Besides the attractions of the gold-fields for the Chinese, California is so abundantly supplied with rats, that they can live like Celestial emperors, and pay very little for their board. The rats of California exceed the rats of the older American States, just as nature on that side of the continent exceeds in bountifulness of mineral wealth. The California rats are incredibly large, highly flavoured, and very abundant. The most refined Chinese in California have no hesitation in publicly expressing their opinion of ‘them rats.’ Their professed cooks, we are told, serve up rats’ brains in a much superior style to the Roman dish of nightingales’ and peacocks’ tongues. The sauce used is garlic, aromatic seeds, and camphor.
Chinese dishes and Chinese cooking have lately been popularly described by the fluent pen of Mr. Wingrove Cooke, the Times’ correspondent in China, but he has by no means exhausted the subject. Chinese eating saloons have been opened in California and Australia, for the accommodation of the Celestials who now throng the gold-diggings, despite the heavy poll-tax to which they have been subjected.
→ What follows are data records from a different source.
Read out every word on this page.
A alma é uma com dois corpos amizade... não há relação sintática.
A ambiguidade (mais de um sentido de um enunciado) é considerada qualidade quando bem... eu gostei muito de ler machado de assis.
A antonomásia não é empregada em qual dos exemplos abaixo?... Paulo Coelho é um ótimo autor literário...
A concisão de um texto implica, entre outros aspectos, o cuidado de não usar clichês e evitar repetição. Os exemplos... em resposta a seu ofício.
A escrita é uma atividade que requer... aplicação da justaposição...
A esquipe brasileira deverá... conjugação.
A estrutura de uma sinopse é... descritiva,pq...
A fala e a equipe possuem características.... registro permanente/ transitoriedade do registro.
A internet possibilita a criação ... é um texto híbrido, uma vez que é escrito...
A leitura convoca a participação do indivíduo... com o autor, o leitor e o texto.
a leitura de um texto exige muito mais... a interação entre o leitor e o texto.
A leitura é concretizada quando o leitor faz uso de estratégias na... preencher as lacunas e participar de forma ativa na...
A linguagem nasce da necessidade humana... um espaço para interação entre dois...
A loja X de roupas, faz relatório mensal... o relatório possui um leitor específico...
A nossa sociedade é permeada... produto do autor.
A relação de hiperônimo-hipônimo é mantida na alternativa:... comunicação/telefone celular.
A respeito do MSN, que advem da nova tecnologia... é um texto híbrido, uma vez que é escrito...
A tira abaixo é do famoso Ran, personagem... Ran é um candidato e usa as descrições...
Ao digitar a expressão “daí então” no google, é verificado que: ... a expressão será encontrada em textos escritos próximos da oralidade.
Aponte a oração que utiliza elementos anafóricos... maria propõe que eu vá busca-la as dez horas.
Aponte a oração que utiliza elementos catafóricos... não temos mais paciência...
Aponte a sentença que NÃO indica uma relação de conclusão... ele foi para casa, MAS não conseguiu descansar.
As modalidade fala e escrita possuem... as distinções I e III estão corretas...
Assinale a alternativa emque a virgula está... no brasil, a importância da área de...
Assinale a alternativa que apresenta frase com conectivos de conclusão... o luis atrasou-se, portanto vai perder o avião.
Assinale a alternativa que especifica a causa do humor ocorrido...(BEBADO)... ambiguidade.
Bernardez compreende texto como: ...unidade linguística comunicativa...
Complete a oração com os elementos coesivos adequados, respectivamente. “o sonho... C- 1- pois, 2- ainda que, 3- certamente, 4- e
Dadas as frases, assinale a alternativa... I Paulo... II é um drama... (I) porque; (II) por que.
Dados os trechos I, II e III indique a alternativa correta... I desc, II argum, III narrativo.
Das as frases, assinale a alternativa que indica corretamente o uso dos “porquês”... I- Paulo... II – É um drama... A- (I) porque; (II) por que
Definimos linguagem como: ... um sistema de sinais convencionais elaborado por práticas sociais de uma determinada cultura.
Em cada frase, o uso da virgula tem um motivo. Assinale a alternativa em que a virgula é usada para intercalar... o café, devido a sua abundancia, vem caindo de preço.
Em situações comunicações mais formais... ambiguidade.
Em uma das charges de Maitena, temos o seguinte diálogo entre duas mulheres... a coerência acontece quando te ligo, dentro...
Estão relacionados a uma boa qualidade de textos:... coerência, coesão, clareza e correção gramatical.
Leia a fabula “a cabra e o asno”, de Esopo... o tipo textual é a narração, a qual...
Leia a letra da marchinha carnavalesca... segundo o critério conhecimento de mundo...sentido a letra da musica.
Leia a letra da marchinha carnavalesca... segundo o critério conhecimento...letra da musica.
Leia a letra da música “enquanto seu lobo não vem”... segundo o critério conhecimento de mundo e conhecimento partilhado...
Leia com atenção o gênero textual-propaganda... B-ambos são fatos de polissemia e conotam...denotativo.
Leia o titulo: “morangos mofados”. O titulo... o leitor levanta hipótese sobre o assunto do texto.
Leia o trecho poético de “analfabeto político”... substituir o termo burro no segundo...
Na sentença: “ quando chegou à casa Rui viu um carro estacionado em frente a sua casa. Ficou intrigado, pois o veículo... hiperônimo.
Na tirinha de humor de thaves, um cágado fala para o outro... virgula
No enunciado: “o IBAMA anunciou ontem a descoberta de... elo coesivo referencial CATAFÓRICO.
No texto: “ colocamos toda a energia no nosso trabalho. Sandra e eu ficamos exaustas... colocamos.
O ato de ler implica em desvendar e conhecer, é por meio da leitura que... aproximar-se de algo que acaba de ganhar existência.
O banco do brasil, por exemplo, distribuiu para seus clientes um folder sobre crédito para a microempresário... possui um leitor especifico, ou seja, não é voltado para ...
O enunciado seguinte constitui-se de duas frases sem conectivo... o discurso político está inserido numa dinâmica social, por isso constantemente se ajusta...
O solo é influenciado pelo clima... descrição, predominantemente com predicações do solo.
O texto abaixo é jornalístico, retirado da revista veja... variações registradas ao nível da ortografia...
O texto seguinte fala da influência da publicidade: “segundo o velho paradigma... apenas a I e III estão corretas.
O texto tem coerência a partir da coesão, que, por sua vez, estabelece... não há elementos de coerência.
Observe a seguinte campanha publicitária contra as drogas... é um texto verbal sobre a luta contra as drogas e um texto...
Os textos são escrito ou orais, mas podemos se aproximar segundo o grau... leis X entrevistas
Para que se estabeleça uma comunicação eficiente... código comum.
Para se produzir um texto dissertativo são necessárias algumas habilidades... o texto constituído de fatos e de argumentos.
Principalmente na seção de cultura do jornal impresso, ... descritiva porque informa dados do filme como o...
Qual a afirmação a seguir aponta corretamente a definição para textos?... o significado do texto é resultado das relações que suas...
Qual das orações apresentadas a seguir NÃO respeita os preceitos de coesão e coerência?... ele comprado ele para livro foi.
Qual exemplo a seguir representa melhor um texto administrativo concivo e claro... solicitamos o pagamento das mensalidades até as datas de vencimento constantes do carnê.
Mr. Albert Smith, writing home from China, August 22, 1858, his first impressions, says:—
‘The filth they eat in the eating houses far surpasses that cooked at that old trattoria at Genoa. It consists for the most part of rats, bats, snails, bad eggs, and hideous fish, dried in the most frightful attitudes. Some of the restaurateurs carry their cook-shops about with them on long poles, with the kitchen at one end, and the salle-à-manger at the other. These are celebrated for a soup made, I should think, from large caterpillars boiled in a thin gravy, with onions.’
The following is an extract from the bill of fare of one of the San Francisco eating houses—
| Grimalkin steaks | 25 | cents. |
| Bow-wow soup | 12 | ” |
| Roasted bow-wow | 18 | ” |
| Bow-wow pie | 6 | ” |
| Stews ratified | 6 | ” |
The latter dish is rather dubious. What is meant by stews rat-ified? Can it be another name for rat pie? Give us light, but no pie.
The San Francisco Whig furnishes the following description of a Chinese feast in that city:—‘We were yesterday invited, with three other gentlemen, to partake of a dinner à la Chinese. At three o’clock we were waited upon by our hosts, Keychong, and his partner in Sacramento-street, Peter Anderson, now a naturalized citizen of the United States, and Acou, and escorted to the crack Chinese restaurant in Dupont-street, called Hong-fo-la, where a circular table was set out in fine style:—
‘Course No. 1.—Tea, hung-yos (burnt almonds), ton-kens (dry ginger), sung-wos (preserved orange).
‘Course No 2.—Won-fo (a dish oblivious to us, and not mentioned in the cookery-book).